Letter from Edinburgh - Friday 25th November 2016


We demand a lot from our teachers. Looking after our children and educating them is a tall order. The profession does a great job in the most challenging of circumstances.

Parents want the best for their child. A good education. Exam passers. A route into work, or college or university. We don’t ask much do we?

This week at Parliament’s Education Committee we got into the detail of exams, how they are set and marked. We interviewed Education Scotland too, who are responsible for the policy guidance about what is taught in schools.

And the outcome of all this? I fear we have created the perfect paper storm. Parliament introduced Curriculum for Excellence in 2004. It has been through a gestation period lasting a decade but is now the philosophy behind school education.

CfE has been supported, if that is the right word, by vast amounts of guidance produced by the government quango Education Scotland. Now with worries about literacy and numeracy, the government is pushing ahead with collecting data about a pupil’s performance at various stages of primary school and the early stages of secondary.
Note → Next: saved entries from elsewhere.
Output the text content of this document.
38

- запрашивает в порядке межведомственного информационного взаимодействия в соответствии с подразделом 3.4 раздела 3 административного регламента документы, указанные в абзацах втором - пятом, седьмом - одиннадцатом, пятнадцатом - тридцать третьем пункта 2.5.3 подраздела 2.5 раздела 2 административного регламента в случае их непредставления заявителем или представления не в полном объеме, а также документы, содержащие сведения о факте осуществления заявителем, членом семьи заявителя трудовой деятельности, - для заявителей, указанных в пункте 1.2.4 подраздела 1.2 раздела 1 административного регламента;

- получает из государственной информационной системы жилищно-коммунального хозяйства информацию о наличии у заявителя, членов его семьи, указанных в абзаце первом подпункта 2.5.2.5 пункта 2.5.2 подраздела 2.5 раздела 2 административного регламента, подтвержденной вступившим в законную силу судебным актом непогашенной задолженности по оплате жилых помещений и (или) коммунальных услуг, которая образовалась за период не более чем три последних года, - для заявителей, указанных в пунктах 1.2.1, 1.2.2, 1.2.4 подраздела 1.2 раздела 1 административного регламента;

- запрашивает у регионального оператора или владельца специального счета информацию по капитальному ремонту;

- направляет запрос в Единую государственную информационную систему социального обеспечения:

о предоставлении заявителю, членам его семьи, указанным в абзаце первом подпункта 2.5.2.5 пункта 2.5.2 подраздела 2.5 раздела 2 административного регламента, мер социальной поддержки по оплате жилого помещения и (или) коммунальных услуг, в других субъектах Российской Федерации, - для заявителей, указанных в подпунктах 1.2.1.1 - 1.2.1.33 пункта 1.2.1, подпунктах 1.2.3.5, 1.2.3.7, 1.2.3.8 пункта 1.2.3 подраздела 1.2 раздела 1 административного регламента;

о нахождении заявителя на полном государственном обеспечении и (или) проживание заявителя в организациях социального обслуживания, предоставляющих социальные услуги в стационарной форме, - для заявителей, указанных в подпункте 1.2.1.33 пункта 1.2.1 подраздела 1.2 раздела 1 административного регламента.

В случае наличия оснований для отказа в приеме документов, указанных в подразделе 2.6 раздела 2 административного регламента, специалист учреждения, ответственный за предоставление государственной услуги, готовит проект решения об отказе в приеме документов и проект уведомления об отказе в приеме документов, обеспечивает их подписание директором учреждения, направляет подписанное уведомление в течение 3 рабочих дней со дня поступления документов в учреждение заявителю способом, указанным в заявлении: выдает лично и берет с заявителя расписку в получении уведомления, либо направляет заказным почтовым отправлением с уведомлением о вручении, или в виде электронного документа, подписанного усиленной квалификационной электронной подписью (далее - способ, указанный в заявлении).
At the same time the Scottish Qualifications Authority have introduced new exams with standard grades becoming national 4s and 5s. Highers stay but have been adapted. CfE has meant less choice in exam subjects too. So there has been a huge amount of change.

Class teachers are having to cope with all this. The sheer volume of guidance was provided to the committee. I came across one example by a physics teacher. The new physics higher assessment has changed three times in three years and has been accompanied by 81 pages of guidance.

In deciphering all this, the physics teacher has had to use not one but two separate SQA websites. Why? I asked the SQA boss this week.

The geography higher paper was found to be poor by more than half the nation’s geography teachers in a survey presented to Parliament.

So this has to be sorted. We all need to be confident that the body charged with setting the exams are doing their job correctly. I asked the education secretary John Swinney to make sure the SQA are improving given the teacher concerns. He will because no government can afford a crisis over exams.

At the same time, it is essential that these separate bodies work together on teacher workload. They self-evidently do not do that at the moment. Teachers and schools receive forests of information from these national quangos. That must be streamlined. Communication must be improved. And documents must be written in plain English. Not too much to expect, I hear you ask. But education is dominated by jargon.

All this is too important for your children to be ignored. So Brexit or not Brexit, Parliament must ask lots of questions of government and its agencies on education. If we can help to create some space for teachers to use their professional talents to the benefit of our children that is a task worth doing.